В обители многолюдной, но стройной, дисциплинированной разумно и добросовестно, в скиту лесном с тремя-четырьмя товарищами, в хижине – старец вдвоем с покорным послушником или молодой послушник вдвоем с любимым старцем-повелителем – везде монахи ищут забвения мира и его борьбы, его горя и его наслаждений; – но лишь для того, чтобы, отдохнувши ненадолго, начать новую, иного рода внутреннюю борьбу, – для того, чтобы узнать новые горести крайне жгучие и новые радости, новые наслаждения, которых тебе и не понять, пока сама их не испытаешь! —

Знаешь ли ты, например, что за наслаждение отдать все свои познания, свою образованность, свое самолюбие, свою гордую раздражительность в распоряжение какому-нибудь простому, но опытному и честному старцу? – Знаешь ли сколько христианской воли нужно, чтобы убить в себе другую волю, светскую волю?

Я улыбаюсь отсюда, воображая твой гнев и твое удивление при чтении этих моих строк…

Неправда ли, ты восклицаешь: «Хорошо! Но какая же польза во всем этом?» —

На этот вопрос я отвечу тебе тоже вопросом: «А ты знаешь, что такое всеобщая польза?» —

Если ты в силах ответить мне на это серьезно, глубоко и научно, если ты можешь сказать мне о пользе что-нибудь убедительное, математически точное, а не социально-чувствительное; что-нибудь такое ясное, перед чем бы я задумался, то я согласен не хвалить более ни того, что вы зовете мистицизм, ни монахов, ни Афонскую гору. —

А так как я знаю, что ни ты, ни вся стая ваших прогрессивных пустозвонов, все сотрудники «Вестника Европы»,«Голоса» и «Дела» не в силах объяснить мне научно и точно, что такое по-ихнему всеобщая польза, то я предлагаю тебе избрать лучше путь смирения, молчать и слушать меня внимательно. —

Прежде всего, кончая это письмо, я спрошу тебя, понимаешь ли ты, что значит слово эвдемонизм? – Конечно, нет! —

У Греков для выражения идеи счастия есть два слова.
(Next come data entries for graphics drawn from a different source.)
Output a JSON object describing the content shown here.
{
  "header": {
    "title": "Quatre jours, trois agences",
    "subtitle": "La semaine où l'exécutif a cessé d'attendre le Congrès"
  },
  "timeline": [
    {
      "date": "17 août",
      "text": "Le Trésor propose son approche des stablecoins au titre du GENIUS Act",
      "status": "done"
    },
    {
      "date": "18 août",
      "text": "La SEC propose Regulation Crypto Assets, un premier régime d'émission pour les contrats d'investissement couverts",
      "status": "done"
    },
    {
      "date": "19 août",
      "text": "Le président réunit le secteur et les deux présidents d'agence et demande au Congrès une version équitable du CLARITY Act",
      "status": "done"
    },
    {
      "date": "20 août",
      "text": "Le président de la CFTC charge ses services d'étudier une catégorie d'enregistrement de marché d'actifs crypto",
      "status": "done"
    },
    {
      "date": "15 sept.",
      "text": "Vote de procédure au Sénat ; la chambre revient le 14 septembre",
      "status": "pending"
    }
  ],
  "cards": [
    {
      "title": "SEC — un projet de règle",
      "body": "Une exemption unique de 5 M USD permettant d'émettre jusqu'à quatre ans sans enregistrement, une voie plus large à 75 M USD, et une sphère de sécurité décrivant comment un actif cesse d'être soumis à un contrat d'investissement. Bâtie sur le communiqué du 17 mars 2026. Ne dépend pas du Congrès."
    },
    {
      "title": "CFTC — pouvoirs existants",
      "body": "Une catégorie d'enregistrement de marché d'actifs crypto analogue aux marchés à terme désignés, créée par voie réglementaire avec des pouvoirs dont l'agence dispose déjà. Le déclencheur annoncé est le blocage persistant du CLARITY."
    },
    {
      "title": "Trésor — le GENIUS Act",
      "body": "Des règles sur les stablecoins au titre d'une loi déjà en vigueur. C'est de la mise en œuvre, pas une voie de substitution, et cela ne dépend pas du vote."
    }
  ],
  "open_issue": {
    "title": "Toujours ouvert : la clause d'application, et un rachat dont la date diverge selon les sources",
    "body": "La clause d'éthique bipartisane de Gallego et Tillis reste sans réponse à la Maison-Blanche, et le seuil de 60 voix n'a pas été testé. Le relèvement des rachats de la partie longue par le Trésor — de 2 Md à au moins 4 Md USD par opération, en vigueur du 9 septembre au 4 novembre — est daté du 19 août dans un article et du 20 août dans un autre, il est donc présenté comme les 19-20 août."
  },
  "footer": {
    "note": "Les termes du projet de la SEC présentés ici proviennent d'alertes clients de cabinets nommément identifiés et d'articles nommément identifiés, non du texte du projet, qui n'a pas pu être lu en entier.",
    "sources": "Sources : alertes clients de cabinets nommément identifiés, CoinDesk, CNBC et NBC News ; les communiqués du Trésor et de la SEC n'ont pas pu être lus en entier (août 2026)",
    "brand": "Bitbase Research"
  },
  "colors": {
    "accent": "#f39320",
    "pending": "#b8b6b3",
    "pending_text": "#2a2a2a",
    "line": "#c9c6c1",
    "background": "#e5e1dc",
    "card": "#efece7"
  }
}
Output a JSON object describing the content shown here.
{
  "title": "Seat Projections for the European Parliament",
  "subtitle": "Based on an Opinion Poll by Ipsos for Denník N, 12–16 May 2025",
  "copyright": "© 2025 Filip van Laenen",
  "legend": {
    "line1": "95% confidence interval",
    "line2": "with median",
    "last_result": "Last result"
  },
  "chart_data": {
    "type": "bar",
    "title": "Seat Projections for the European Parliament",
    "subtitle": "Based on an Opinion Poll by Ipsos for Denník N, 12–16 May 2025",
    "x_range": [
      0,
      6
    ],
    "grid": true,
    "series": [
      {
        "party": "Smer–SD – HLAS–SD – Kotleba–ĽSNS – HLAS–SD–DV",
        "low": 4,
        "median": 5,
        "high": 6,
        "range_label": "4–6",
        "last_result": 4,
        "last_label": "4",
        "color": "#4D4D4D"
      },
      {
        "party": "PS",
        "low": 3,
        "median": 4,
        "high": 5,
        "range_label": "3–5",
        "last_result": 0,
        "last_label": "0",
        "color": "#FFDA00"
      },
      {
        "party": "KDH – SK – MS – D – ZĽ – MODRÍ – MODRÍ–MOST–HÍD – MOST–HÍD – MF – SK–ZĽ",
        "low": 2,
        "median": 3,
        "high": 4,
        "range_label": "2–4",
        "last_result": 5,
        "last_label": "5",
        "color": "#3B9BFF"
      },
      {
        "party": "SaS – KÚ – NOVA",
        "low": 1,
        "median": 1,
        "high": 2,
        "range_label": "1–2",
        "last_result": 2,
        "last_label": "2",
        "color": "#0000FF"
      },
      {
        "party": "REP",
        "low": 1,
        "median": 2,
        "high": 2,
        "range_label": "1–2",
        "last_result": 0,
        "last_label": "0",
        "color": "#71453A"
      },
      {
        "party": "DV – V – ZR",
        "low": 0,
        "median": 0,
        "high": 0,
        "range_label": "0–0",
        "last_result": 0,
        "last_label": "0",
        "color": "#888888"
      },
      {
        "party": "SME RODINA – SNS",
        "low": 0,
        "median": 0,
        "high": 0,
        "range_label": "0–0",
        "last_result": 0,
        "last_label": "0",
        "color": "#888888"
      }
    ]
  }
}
Одно – эвтихия; – это значит внешнее счастие, удача, хорошая судьба; а другое – эвдемония внутреннее счастие, субъективное довольство, благоденствие… Ты согласишься, что это огромная разница? —

Потрудись же запомнить, мой друг, слово эвдемонизм; я буду часто употреблять его, ибо так лучше всего назвать ту новую религию, которую проповедуют нам либералы и прогрессисты всех стран еще с XVIII века. – По-моему все остальные названия неверны; – они все менее широки и не касаются самой сущности, самого основного догмата этой новой веры во всеобщее земное благоденствие, которое отныне должно составлять конечную цель человечества. —

Реализм обозначает в науке лишь методу; – в искусстве – любовь к осязательным мелочам будней наших; отсутствие лиризма в приемах и духе. – Реализм сам по себе не отвергает и не принимает никакой религии, никакой социальной тенденции, никакой философии. Он игнорирует их; – с чистым реализмом ум наш свободен за пределами явления. —

Если мы скажем прогрессизм… Это будет неверно. – Прогресс – значит движение вперед. – Но я имею право спросить, что такое движение вперед? – Вперед можно идти к старости, к смерти, к разорению; – вперед можно идти не к лучшему, а к худшему. – Человек может верить в нынешний прогресс, не сочувствуя ему; – Француз умный может верить, например, прогрессу своей Франции… но куда?.. К разложению… Так верил бедный Прево-Парадоль, который застрелился. – Он, конечно, не сочувствовал этому прогрессу Франции. —

Демократизм – слово одностороннее и выражает только юридическую или политическую сторону вопроса. – Равенство прав считается лишь одним из главных условий для торжества новой эвдемонической религии. —

То же самое и либеральность. – Коммунизм – экономическое понятие. – Коммунистами можно назвать и монахов общежительных монастырей; но они коммунисты для отречения, для аскетизма, а не для земной чувственной эвдемонии, которой аскетизм христианский есть сильнейшая антитеза. – Матерьялизм есть термин столь же односторонний, сколько и демократизм, например; – последний имеет смысл только юридический, а первый – только философский. – Можно быть материалистом и не верить в земное благоденствие и даже не любить его. Любопытно, что из поэтов многие были материалистами; – но всеобще-сухой эвдемонии все они, видимо, терпеть не могли. – Нигилизм еще хуже; – во 1-х, Кельсиев еще прежде меня хорошо возражал, что это слово значит отрицание всего, а люди, которых прозвали нигилистами, имели хотя бы и ложный, или вредный идеал, но очень ясный, положительный: республика, атеизм, экономическое равенство… А, во 2-х, слово нигилизм соединилось в наших русских привычках и представлениях, с легкой руки Тургенева, с чем-то отчаянным, свирепым, всеразрушающим, Сибирским, революционным…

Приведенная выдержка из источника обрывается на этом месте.